Religion
- Affiliation: Tibetan Buddhism
- Sect: Drikung Kagyu

Location
- Location: Bhodkharbu, Ladakh, India
- Interactive map of Drigung Kagyud Zhadpa Dorjeeling Nunnery
- Coordinates: 34°20′19″N 76°34′19″E﻿ / ﻿34.33857°N 76.57185°E

= Drigung Kagyud Zhadpa Dorjeeling Nunnery =

Buddhist nunnery in Bhodkharbu, Ladakh, India

Drigung Kagyud Zhadpa Dorjeeling is a small Buddhist nunnery (gompa) located in Bhodkharbu, Ladakh, India. The nunnery follows the Drigungpa order. About 55 nuns (chomo) of different ages live there and spend their days learning about Buddhist philosophy and practising rituals.

== History ==
The nunnery has been founded by a group of nuns who shifted from Nepal to Bhodkharbu in 2008. Since then the community kept growing and developing. Nowadays it hosts nuns who are originally from Nepal as well as nuns who come from the local area. Since last year some younger nuns (nomo) have been welcomed and a full-education curriculum for the younger sisters have been set up.

== Location ==
The nunnery is located in Kargil district, Ladakh, Jammu and Kashir State, India. It is about 130 kilometres far from Leh and 80 kilometres from Kargil.

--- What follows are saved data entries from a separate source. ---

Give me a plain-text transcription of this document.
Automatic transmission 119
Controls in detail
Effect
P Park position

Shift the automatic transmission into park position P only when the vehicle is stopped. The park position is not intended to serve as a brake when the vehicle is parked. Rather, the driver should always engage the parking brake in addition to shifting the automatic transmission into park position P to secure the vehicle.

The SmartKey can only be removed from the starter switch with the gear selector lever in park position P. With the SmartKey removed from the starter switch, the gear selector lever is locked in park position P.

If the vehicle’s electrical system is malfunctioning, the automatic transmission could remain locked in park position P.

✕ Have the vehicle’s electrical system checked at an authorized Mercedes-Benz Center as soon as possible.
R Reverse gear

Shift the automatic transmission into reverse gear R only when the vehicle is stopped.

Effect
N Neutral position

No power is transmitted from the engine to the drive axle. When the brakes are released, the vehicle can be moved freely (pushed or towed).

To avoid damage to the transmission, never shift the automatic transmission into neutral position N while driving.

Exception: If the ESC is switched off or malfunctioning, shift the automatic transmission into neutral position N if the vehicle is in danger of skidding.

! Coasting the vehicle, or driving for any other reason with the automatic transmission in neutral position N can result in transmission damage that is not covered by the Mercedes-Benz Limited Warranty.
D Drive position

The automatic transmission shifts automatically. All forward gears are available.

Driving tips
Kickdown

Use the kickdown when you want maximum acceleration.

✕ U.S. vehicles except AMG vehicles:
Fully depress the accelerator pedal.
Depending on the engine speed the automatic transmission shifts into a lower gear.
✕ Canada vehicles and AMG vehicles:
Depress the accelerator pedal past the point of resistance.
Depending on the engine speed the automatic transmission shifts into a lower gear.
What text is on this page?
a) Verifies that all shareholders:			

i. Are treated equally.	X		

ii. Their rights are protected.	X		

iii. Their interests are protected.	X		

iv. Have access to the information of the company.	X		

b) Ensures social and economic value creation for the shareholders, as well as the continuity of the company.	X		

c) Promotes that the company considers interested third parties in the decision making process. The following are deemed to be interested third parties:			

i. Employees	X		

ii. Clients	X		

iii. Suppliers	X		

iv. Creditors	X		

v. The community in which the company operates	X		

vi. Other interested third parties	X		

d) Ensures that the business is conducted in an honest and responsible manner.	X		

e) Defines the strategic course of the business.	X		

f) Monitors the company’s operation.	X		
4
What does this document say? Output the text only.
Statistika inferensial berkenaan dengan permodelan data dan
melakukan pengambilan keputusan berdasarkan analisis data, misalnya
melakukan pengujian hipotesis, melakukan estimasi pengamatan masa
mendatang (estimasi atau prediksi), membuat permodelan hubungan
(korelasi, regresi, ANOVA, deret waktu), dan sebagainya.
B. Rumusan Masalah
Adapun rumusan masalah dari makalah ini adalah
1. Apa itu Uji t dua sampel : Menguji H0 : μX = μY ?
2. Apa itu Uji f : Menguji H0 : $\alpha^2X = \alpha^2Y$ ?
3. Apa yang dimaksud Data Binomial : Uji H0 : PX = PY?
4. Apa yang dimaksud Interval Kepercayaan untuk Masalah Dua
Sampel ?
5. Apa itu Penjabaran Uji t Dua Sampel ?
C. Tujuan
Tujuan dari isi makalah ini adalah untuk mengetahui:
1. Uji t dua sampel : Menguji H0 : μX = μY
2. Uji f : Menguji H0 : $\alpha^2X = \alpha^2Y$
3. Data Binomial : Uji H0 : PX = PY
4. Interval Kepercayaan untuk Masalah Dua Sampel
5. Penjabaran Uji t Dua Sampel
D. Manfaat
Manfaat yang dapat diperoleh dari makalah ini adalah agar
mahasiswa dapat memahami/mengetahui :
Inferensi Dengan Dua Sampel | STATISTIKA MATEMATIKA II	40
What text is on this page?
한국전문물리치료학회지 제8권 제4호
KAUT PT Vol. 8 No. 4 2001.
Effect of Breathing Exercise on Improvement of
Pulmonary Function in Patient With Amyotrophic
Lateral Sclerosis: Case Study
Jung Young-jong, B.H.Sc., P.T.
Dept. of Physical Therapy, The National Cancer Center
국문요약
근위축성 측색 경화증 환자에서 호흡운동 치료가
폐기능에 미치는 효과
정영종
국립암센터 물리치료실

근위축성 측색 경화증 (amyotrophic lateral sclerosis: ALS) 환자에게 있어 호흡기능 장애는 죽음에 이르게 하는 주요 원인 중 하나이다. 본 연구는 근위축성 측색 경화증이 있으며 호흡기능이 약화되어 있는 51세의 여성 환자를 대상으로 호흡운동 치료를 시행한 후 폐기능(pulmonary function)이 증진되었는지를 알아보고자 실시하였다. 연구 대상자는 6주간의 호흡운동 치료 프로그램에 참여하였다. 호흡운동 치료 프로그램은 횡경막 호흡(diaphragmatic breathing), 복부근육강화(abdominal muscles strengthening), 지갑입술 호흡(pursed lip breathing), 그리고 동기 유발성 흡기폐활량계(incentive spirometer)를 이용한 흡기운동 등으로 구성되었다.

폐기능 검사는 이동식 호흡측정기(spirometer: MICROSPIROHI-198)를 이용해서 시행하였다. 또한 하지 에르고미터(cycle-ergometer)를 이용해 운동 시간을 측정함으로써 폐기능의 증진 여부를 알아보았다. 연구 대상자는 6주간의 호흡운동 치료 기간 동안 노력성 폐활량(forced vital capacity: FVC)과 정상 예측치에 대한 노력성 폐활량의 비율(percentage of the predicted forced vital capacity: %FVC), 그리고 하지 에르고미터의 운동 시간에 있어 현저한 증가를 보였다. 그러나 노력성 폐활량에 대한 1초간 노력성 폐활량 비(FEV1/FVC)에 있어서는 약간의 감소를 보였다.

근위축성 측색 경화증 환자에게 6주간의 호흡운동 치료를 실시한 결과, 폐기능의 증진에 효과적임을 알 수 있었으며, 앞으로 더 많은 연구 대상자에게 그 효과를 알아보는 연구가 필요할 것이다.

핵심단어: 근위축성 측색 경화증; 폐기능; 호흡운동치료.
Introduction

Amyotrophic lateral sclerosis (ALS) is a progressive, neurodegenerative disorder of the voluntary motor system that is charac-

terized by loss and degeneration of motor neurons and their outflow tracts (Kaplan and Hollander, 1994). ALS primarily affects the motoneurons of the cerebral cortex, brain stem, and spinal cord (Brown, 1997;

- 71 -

It situated few hundred metres from the NH1 highway that passes through Bhodkharbu village.

== Practice ==
The nuns practice different Buddhist rituals such as vairocana puja (kunrig, 7-days puja), mask dance (Chams) and Buddha's special days puja four or five times a month. Every morning at five they make a puja in the main temple.

== Visiting ==
Every year the nunnery welcomes many foreign as well as Indian visitors. Regularly different nuns (chomo) and monks (lama) from other Buddhist nunneries and monasteries come to share teaching, learning and Buddhist practice. Furthermore, Dorjeeling nunnery has hosted several foreigners during the years for a more complete cultural and linguistic exchange.